RSI-MR 10 is -13% full period; RSI-MR 5 is +15%. They share the same universe filter and risk settings — the only difference is the entry threshold. Consider retiring RSI-MR 10 from the active strategy pool. Running two variants of the same broken strategy adds noise without diversification.

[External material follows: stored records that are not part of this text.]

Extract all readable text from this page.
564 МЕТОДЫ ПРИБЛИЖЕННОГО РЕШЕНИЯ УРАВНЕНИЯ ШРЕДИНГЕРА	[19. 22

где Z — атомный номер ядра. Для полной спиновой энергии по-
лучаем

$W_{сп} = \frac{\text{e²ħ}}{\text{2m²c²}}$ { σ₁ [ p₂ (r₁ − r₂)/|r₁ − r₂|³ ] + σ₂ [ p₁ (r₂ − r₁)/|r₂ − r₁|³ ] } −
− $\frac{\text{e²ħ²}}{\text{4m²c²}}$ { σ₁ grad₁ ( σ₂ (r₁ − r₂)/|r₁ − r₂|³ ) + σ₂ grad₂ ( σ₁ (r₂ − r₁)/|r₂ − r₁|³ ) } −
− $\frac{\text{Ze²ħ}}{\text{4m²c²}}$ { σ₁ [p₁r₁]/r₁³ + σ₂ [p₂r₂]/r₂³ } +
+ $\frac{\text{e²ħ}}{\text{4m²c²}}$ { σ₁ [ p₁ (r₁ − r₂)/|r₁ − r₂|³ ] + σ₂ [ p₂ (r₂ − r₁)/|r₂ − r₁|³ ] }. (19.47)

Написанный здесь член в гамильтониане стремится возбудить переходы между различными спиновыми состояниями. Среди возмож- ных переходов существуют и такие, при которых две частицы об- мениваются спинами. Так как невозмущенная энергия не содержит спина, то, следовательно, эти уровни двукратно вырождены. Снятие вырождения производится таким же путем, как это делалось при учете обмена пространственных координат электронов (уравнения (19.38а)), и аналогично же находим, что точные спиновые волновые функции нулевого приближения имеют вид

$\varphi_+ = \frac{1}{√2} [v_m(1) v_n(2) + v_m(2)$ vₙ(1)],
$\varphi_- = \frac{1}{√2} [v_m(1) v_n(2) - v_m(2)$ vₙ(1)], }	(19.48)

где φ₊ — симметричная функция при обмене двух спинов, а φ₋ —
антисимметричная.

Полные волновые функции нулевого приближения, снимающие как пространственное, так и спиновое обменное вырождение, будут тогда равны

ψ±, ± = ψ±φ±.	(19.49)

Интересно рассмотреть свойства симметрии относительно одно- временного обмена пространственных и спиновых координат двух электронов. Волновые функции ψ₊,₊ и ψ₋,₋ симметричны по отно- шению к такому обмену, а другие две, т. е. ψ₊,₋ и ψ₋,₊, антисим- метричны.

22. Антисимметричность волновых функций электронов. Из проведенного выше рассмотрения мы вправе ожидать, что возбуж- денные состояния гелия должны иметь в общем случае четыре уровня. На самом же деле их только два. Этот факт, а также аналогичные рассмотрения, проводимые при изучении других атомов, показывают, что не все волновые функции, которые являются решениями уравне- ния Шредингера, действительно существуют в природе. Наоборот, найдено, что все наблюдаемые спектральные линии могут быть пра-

QuietBrk 20d loses -10% in Bear 2022 vs +35% in Crash and +129% in Recovery. Its
allowed_regimes is currently _TREND_AND_SIDEWAYS. Switching to _UPTREND_ONLY
(block entries when per-stock regime is DOWNTREND) may reduce Bear losses at the cost
of fewer Crash entries — worth testing since the ATR stop already limits per-trade
losses.
# Activate environment
source finance/bin/activate
# Run all strategies across all periods
python3 run_experiments.pyResults print per-period with Sharpe, return, max drawdown, profit factor, win rate, and trade count. Each period independently preloads and caches data — runs are fully reproducible.
app/
backtest/
engine.py # BacktestEngine — daily loop, universe filtering, P&L tracking
observer.py # MarketObserverAgent — per-symbol indicator precomputation
data/
models.py # OHLCRecord, MarketState data models
repository.py # MarketDataRepository — SQLite OHLC access
evaluation/
agent.py # EvaluationAgent — Sharpe, MaxDD, profit factor
execution/
agent.py # ExecutionAgent — fill simulation with costs
features/
indicators.py # SMA, ATR, RSI implementations
portfolio/
engine.py # PortfolioEngine — position state, equity valuation
models.py # Portfolio dataclass
risk/
agent.py # RiskAgent — sizing, ATR stop, regime gate, breadth CB
strategy/
base.py # BaseStrategyAgent interface
breakout_momentum.py # Breakout 10d
quiet_breakout.py # Quiet Breakout 20d (B2)
trend_pullback.py # TrendPullback v2
dual_ma.py # DualMA golden cross (B1)
rsi_mean_reversion.py # RSI Mean Reversion
universe/
dynamic_agent.py # DynamicUniverseAgent — bulk 150-symbol scanner
filters.py # Per-strategy universe filters (Breakout/Pullback/MeanRev/DualMA)
models.py # UniverseCandidate dataclass
agent.py # UniverseSelectionAgent (legacy fallback)
docs/
improvement_roadmap.md # Full before/after analysis of R1/R2/R3/B1/B2
adaptive_strategy_selector.md # LLM meta-layer design spec
roadmap_next_improvements.md
experiment_results_analysis.md
run_experiments.py # Main experiment runner — all strategies × all periods
scripts/ # Data ingestion scripts
Research and educational purposes only. No financial advice. No live trading.